Что-то схватит за душу, держит и не отпускает

Психотерапевты, конечно же, не какают. И не ругаются. И не пьют. И вообще у них все хорошо. Но давайте начнем с конца. 

Первый раз вино я попробовала на первом курсе института. Мы купили в супермаркете несколько пакетов с самым дешевым пойлом и распили его на Владимирской горке. Одноразовые пластиковые стаканчики неприятно похрустывали, но мы смеялись и восклицали каждый раз, чокаясь, «дзынь!». Смех в те времена был мостиком. Вкупе с алкоголем позволял «вписываться» в нужную компанию, в культурную среду (да, я разделяю ваш сарказм при слове «культурный»). Быть шестеренкой, зубчики которой цеплялись за подходящую деталь, и весь этот механизм самоподдерживался возможностью подстроиться под общее настроение. 

Распитие вина было ритуалом. Только не тем, что ближе к священнодействию, а тем, что описано у Эрика Берна. Формальные реплики по сценарию:
— Привет! Как дела?
— Привет! Хорошо. А у тебя?
В какой-то момент предоставится возможность пошутить и цепочка социальных поглаживаний будет завершена. И не дай Бог зацепить какую-то глубокую тему или поделиться переживанием. Это разрешено только тем, кто перебрал. И защититься от этого можно опять-таки смехом. 

Со временем я научилась наслаждаться. Распознавать сорта вина и по некоторым признакам оценивать его еще до распечатывания бутылки, но в глубине души я всегда завидовала людям, умеющим пить водку. Вино ассоциировалось со смехом и компаниями, в которых надо было «fit in». Водка напоминала о литераторах, умению говорить о том, что по-настоящему важно. У меня никогда не было ассоциации с алкоголизмом. У моего внутреннего сноба эту функцию выполняло пиво — как маркер пуза у мужчин в 30 лет и пивной депрессии, на игле которой сидит моя страна. 

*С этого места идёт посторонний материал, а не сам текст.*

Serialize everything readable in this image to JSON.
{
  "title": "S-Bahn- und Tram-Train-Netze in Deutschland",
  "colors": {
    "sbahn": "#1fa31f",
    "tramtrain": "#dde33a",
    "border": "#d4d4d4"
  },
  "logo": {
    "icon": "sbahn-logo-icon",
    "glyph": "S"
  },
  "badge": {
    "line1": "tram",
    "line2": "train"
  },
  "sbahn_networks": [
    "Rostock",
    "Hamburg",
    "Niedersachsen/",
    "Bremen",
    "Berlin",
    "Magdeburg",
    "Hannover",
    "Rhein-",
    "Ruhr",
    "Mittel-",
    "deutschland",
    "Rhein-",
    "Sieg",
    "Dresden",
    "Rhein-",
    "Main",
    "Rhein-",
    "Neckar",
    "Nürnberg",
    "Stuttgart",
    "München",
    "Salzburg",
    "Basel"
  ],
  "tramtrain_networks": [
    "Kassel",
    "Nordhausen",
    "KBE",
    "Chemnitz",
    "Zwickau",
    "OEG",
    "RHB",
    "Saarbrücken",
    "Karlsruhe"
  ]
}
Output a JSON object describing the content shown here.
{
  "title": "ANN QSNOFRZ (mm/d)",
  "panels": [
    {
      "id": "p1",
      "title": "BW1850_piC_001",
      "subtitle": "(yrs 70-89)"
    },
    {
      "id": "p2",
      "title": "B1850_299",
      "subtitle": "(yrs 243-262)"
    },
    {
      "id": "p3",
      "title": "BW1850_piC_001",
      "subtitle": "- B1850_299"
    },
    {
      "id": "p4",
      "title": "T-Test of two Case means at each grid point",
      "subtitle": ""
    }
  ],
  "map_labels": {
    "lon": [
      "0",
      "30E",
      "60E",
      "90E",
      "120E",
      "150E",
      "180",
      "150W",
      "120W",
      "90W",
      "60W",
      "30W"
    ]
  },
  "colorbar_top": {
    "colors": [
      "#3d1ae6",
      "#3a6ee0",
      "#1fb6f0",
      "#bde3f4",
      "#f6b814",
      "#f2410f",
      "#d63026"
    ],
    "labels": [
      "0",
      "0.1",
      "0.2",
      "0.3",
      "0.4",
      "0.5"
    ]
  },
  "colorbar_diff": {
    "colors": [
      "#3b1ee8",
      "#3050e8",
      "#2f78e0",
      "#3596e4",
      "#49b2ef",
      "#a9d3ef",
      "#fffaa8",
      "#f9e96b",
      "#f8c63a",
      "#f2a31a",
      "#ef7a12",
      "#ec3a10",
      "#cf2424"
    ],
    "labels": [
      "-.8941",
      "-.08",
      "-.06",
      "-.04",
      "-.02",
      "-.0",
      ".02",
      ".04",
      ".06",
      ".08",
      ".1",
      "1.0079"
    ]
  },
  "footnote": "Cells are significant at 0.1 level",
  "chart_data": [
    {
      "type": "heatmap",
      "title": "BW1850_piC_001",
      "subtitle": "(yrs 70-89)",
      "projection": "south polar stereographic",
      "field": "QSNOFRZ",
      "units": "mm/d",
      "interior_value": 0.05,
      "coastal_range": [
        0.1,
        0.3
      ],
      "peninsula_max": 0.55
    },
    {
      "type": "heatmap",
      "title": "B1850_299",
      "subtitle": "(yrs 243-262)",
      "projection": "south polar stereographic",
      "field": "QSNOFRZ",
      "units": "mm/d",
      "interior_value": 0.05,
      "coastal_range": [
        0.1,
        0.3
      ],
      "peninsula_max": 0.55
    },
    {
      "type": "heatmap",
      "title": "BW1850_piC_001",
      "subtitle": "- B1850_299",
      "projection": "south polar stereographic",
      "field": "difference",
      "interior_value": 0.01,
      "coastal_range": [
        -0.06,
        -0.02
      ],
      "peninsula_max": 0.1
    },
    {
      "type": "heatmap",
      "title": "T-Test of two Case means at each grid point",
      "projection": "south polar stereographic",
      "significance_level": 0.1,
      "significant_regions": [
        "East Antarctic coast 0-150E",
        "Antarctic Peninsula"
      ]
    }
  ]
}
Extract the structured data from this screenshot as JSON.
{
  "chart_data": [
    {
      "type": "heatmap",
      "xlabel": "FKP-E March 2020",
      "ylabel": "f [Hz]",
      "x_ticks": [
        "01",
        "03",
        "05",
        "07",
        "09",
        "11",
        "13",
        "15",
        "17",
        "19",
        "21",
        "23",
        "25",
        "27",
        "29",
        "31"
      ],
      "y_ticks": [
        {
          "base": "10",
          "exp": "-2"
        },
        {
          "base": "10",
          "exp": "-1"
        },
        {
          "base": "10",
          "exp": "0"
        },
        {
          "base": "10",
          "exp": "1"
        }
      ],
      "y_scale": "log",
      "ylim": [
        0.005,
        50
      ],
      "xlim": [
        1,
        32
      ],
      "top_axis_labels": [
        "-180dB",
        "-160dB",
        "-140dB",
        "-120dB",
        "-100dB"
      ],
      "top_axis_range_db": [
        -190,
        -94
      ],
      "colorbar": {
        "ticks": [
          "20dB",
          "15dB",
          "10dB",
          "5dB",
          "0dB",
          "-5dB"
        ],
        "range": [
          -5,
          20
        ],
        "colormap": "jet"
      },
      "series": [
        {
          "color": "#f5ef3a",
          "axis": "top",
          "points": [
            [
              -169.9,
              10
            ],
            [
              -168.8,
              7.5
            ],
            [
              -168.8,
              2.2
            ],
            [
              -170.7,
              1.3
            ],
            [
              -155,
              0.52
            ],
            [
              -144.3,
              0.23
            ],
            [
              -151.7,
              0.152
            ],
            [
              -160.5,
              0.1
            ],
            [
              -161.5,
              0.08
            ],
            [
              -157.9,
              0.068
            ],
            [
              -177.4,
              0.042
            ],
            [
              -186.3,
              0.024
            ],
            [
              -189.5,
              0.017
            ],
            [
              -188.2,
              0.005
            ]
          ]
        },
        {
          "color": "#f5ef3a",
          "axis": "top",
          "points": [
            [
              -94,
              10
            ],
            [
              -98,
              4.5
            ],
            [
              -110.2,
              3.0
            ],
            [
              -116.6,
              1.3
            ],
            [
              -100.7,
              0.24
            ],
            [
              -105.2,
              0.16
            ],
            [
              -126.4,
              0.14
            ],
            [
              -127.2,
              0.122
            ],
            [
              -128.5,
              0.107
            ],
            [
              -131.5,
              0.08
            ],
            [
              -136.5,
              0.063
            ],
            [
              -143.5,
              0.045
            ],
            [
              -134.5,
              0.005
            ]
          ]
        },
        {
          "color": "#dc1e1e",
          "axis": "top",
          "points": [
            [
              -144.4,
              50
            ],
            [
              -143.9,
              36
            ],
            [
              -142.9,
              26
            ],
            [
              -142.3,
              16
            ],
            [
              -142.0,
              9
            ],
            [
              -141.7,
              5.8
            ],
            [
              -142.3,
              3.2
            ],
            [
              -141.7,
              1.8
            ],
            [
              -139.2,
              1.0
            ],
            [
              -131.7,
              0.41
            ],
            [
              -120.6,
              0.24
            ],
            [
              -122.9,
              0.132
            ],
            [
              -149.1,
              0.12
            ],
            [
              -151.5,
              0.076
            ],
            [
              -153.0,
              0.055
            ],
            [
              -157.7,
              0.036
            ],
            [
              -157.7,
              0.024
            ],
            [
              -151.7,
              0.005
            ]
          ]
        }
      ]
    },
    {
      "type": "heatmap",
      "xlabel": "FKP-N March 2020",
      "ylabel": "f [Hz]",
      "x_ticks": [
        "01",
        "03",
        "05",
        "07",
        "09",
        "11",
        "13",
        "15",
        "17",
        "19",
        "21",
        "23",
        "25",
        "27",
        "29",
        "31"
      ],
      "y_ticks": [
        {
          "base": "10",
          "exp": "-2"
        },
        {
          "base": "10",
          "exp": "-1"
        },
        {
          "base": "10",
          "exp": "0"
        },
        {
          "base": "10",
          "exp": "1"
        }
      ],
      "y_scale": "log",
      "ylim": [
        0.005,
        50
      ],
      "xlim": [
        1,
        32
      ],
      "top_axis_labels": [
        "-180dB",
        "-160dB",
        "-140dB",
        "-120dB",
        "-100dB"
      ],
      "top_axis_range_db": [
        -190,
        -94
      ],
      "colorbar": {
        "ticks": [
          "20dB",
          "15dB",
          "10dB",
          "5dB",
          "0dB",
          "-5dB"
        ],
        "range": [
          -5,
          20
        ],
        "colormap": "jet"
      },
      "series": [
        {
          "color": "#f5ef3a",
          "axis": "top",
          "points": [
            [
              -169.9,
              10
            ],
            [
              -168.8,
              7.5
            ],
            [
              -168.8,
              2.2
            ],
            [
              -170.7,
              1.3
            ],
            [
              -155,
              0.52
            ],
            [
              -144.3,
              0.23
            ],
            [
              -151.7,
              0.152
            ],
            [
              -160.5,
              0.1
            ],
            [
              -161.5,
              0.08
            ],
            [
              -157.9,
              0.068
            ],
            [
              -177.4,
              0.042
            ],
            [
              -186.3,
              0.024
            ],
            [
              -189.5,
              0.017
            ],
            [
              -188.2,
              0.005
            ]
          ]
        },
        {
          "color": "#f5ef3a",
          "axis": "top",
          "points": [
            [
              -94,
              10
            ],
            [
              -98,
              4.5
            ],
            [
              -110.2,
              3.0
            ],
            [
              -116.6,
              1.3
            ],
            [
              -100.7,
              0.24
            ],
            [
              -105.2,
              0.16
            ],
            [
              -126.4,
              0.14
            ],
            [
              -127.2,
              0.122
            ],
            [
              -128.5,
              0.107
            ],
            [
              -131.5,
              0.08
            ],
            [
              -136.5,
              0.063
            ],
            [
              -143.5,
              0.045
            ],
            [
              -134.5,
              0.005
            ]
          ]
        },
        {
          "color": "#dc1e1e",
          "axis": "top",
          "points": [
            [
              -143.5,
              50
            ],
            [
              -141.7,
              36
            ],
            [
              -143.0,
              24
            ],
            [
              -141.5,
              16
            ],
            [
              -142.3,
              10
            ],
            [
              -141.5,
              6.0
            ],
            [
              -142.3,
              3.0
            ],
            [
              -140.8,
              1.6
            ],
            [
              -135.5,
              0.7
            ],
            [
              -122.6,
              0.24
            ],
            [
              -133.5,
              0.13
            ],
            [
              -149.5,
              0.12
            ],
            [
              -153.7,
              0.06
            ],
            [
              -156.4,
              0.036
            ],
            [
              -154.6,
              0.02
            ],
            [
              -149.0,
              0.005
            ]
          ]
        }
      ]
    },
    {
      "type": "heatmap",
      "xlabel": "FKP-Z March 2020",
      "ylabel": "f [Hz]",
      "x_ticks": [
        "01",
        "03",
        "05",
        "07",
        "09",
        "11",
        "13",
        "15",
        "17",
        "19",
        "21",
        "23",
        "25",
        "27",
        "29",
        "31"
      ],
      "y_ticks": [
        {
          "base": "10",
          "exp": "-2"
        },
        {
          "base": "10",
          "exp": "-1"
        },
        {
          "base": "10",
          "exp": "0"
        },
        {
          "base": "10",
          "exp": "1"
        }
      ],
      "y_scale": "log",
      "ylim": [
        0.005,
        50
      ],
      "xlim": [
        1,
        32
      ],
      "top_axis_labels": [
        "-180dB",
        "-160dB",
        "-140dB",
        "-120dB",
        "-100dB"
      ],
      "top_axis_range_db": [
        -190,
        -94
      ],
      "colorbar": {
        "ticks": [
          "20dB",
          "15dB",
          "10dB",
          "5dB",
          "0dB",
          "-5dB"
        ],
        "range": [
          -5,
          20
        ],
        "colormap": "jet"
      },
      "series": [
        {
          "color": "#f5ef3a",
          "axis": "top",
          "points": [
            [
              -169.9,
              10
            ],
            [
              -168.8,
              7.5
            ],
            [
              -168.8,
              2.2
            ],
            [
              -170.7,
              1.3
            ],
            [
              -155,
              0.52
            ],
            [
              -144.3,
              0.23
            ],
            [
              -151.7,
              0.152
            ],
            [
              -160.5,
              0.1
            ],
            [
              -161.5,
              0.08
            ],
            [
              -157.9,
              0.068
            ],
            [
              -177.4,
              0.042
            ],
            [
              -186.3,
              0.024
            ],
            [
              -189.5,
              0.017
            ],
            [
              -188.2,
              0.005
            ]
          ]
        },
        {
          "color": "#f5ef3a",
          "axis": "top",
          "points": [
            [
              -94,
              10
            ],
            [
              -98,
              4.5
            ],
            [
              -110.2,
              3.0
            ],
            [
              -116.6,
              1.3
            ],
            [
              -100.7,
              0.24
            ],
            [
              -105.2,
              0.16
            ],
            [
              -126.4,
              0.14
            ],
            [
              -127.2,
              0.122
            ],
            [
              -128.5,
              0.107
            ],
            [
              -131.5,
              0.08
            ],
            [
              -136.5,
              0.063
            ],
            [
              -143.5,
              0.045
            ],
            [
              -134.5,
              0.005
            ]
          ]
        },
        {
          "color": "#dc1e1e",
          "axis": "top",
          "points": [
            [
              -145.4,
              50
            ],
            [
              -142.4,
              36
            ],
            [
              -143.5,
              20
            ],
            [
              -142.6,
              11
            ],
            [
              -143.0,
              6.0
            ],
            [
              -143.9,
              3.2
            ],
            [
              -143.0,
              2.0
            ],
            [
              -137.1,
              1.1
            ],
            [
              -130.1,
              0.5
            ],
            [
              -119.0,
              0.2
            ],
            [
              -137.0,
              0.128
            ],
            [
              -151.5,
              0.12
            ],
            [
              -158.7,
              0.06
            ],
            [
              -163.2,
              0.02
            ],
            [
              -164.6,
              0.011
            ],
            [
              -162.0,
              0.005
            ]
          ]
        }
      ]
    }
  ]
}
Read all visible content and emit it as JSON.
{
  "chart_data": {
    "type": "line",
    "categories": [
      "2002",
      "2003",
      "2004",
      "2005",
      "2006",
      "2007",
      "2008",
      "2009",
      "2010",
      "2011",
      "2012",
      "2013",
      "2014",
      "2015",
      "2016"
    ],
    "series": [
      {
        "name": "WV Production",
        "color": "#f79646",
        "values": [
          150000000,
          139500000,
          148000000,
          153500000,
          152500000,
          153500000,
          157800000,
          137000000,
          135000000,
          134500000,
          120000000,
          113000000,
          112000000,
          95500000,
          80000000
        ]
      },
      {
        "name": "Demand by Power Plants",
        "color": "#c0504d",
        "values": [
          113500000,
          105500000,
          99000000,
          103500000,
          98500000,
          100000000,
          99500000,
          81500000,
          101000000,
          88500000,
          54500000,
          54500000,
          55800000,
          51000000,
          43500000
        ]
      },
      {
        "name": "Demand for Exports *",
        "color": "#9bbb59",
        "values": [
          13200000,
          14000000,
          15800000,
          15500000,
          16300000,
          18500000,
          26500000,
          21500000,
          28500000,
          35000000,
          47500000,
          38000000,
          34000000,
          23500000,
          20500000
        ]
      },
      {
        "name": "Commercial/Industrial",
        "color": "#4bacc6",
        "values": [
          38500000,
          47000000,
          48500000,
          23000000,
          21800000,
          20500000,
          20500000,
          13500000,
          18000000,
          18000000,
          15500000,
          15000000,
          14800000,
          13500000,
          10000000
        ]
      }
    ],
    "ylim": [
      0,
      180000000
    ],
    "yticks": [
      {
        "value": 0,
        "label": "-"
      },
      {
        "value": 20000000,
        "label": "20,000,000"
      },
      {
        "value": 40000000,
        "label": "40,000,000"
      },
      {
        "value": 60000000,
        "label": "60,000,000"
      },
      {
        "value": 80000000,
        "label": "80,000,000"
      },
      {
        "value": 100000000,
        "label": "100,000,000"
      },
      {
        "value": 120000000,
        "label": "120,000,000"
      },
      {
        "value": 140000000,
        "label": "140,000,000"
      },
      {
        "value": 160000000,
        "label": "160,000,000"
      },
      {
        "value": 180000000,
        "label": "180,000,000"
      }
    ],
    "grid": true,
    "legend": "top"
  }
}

Несколько месяцев назад я пришла к другу в дурном настроении. Хмуро попросила налить чего-нибудь (надеясь на чай). И тут случилось чудо. На столе материализовались две запотевшие стопки и дорогая водка. Рубленные грани бросали мне вызов. Тыжпсихолог! Я было наморщила нос, но приятель продолжал приготовления. Кижуч — дикий тихоокеанский лосось, которого невозможно вырастить на рыбных фермах — взорвал белизну скатерти вспышками оранжевого и розового. Прямоугольник «животика» поблескивал в луче закатного солнца и обещал, что будет жирно. Я спросила хлеб, но тут уже пришло время товарища морщиться: «Никаких рюшечек, ничего мучного! Сейчас ты сама поймешь как правильно». 

Я погрузилась в новый ритуал. Сглотнуть жидкого огня, обжечь пищевод, подождать секунду и шлепнуть в рот квадратик кижуча. Не жевать! Придавить языком к небу и наблюдать за тем, как жирная обволакивающая прохлада растекается волной. Никакого хруста огурца, сакральная тишина. А потом — аккуратно, не спеша, перемалывать зубами почти тающее рыбье тело. Солоноватость сменяется сладостью. Плохое настроение — задумчивым. Философ поднимает голову чтоб найти в проблеме ресурс. Стопки наполнились заново. На блюдечке — два новых маслянистых кубика. Бдыщь! Жидкая лава. Протеиновое спасение. Тепло и сладость. Отчаяние уступает место грусти, она же приглашает смех. Но не тот что из юности, водка не терпит снобов. А тот, что служит утешением. 

Мы сидим друг напротив друга и разговариваем. Между нами — стол, а на самом деле бесконечность. Два философа, которые на самом деле — одинокие корабли в темном море. Снобизм отступил. Год, урожай, аромат, хрусталь ушли на задний план, на передний вышел интерес к человеку, с которым ты делишь вечер. «Мы видим огни других кораблей — нам до них не добраться, но их присутствие и сходное с нашим положение дают нам утешение»*. 

Этот текст кто-то прочитает как пропаганду алкоголя, увы. Кто-то поймет, что статья — об одиночестве. О том, что никакая выпивка не в силах растворить эту незримую скорлупу, в которую заключен человек, задумывающийся о смысле. Но бывает так, что несколько стопок помогают снять табличку #тыжпсихолог и остаться наедине с этим теплом. Глотка. Вечера. А если повезет, то и с теплом Другого.